Once I thought, 'Aha, I will not take the pram, I will put DS1 in the trolley and carry DS2 in the sling, thereby taking up no more room than anyone else' and thought it would all therefore be alright. No, still tutted at for allowing DS1 (2 at the time) to put an item on the conveyor belt from the trolley seat. And was doubtless regarded as an unkempt hippy for having DS2 in a sling Grin.

In conclusion, YANBU.

ApocalypseCheeseToastie · 23/08/2011 21:15

Ah, it's usually me banging on about how much better BOOTHS is than Waitrose, which of course it is Wink

Nihilisticbunny · 23/08/2011 21:16

Our waitrose is always bloody empty, I have never seen more than about 20 people in at at one time, my children are generally ok in there, unlike m&s food, where they always turn into the spawn of satan Confused.

We do internet shopping now, just entering the local Tesco raises my bp about 50 points, I can't bear it.

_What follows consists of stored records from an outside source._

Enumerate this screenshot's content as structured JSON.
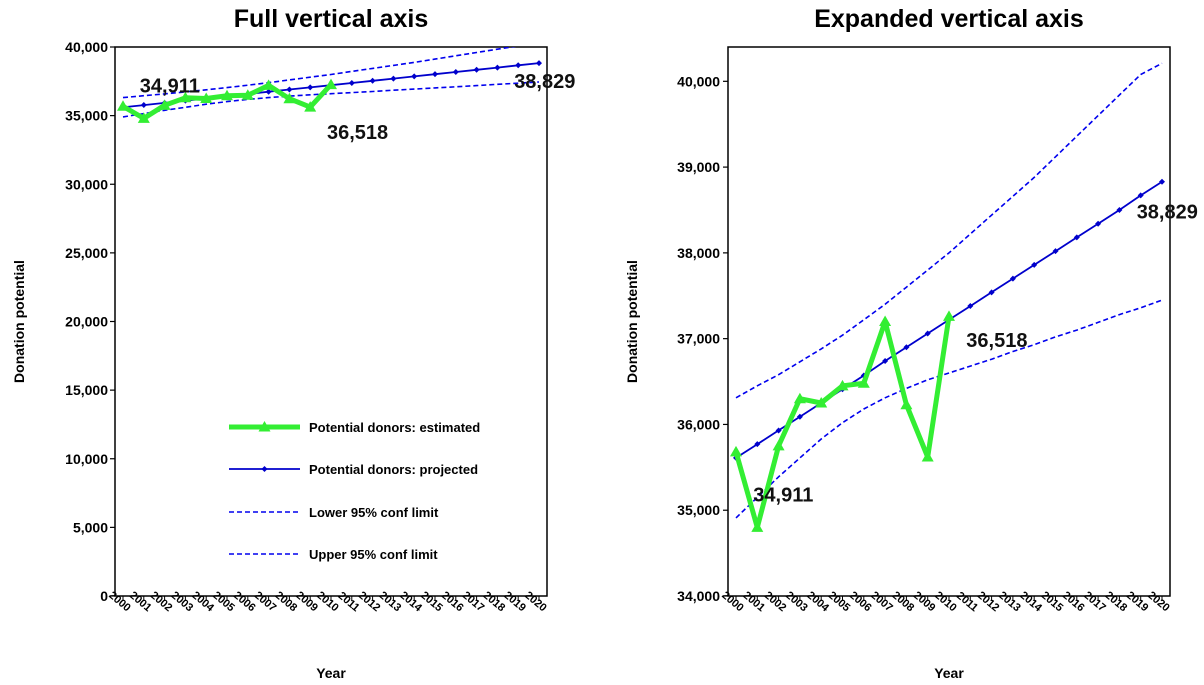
{
  "chart_data": [
    {
      "type": "line",
      "title": "Full vertical axis",
      "xlabel": "Year",
      "ylabel": "Donation potential",
      "ylim": [
        0,
        40000
      ],
      "yticks": [
        "0",
        "5,000",
        "10,000",
        "15,000",
        "20,000",
        "25,000",
        "30,000",
        "35,000",
        "40,000"
      ],
      "categories": [
        "2000",
        "2001",
        "2002",
        "2003",
        "2004",
        "2005",
        "2006",
        "2007",
        "2008",
        "2009",
        "2010",
        "2011",
        "2012",
        "2013",
        "2014",
        "2015",
        "2016",
        "2017",
        "2018",
        "2019",
        "2020"
      ],
      "grid": false,
      "legend_placement": "bottom-right",
      "series": [
        {
          "name": "Potential donors: estimated",
          "color": "#33ee33",
          "style": "thick-solid-triangle",
          "values": [
            35680,
            34800,
            35750,
            36300,
            36250,
            36450,
            36480,
            37200,
            36230,
            35620,
            37260,
            null,
            null,
            null,
            null,
            null,
            null,
            null,
            null,
            null,
            null
          ]
        },
        {
          "name": "Potential donors: projected",
          "color": "#0000cc",
          "style": "solid-diamond",
          "values": [
            35610,
            35770,
            35930,
            36090,
            36250,
            36410,
            36570,
            36740,
            36900,
            37060,
            37220,
            37380,
            37540,
            37700,
            37860,
            38020,
            38180,
            38340,
            38500,
            38670,
            38829
          ]
        },
        {
          "name": "Lower 95% conf limit",
          "color": "#0000ee",
          "style": "dashed",
          "values": [
            34910,
            35150,
            35390,
            35610,
            35830,
            36020,
            36180,
            36310,
            36420,
            36520,
            36600,
            36680,
            36760,
            36850,
            36930,
            37020,
            37100,
            37190,
            37280,
            37360,
            37450
          ]
        },
        {
          "name": "Upper 95% conf limit",
          "color": "#0000ee",
          "style": "dashed",
          "values": [
            36310,
            36450,
            36580,
            36730,
            36880,
            37040,
            37220,
            37400,
            37600,
            37800,
            38000,
            38220,
            38440,
            38660,
            38880,
            39120,
            39360,
            39600,
            39840,
            40080,
            40210
          ]
        }
      ],
      "annotations": [
        {
          "text": "34,911",
          "x": "2001",
          "y": 36700
        },
        {
          "text": "36,518",
          "x": "2010",
          "y": 33300
        },
        {
          "text": "38,829",
          "x": "2019",
          "y": 37000
        }
      ]
    },
    {
      "type": "line",
      "title": "Expanded vertical axis",
      "xlabel": "Year",
      "ylabel": "Donation potential",
      "ylim": [
        34000,
        40400
      ],
      "yticks": [
        "34,000",
        "35,000",
        "36,000",
        "37,000",
        "38,000",
        "39,000",
        "40,000"
      ],
      "categories": [
        "2000",
        "2001",
        "2002",
        "2003",
        "2004",
        "2005",
        "2006",
        "2007",
        "2008",
        "2009",
        "2010",
        "2011",
        "2012",
        "2013",
        "2014",
        "2015",
        "2016",
        "2017",
        "2018",
        "2019",
        "2020"
      ],
      "grid": false,
      "annotations": [
        {
          "text": "34,911",
          "x": "2001",
          "y": 35100
        },
        {
          "text": "36,518",
          "x": "2011",
          "y": 36900
        },
        {
          "text": "38,829",
          "x": "2019",
          "y": 38400
        }
      ]
    }
  ]
}
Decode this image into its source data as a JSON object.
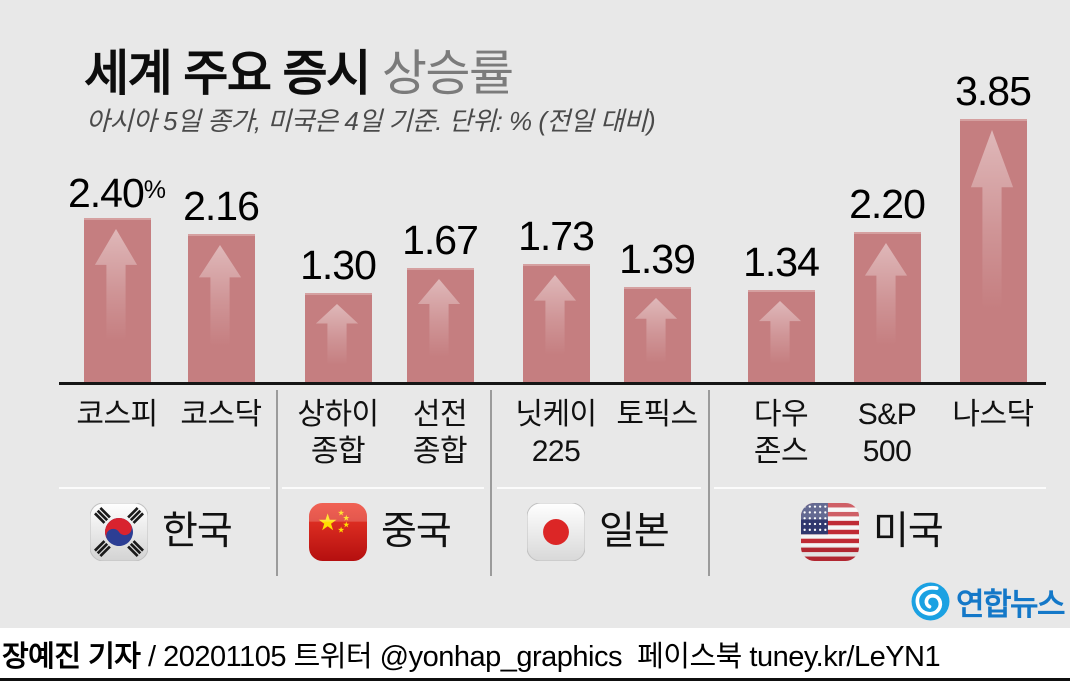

Hulababy · 23/08/2011 21:17

I think it is just your Waitrose.

Sounds nothing like the one I go to.

StealthPolarBear · 23/08/2011 21:23

"ssmogwi Tue 23-Aug-11 20:39:41
i still maintain busy supermarkets are no places for babies or children, people should organise their lives better and leave the kids elsewhere. it makes for a much more pleasant experience for everyone.

What absolute rubbish.

What if you have no other alternative?"

You put your child in nursery of course - magic up the money if it's not readily available. And then take the hit for being one of them neglectful mums who can't cope with real life and her children and so gets other people to raise her children for her, the bitch.

What rot, my children quite enjoy going to the supermarket and I enjoy taking them. Is there anywhere else (other than the obvios, pubs, clubs, A&E depts), that are "no places for babies or children"?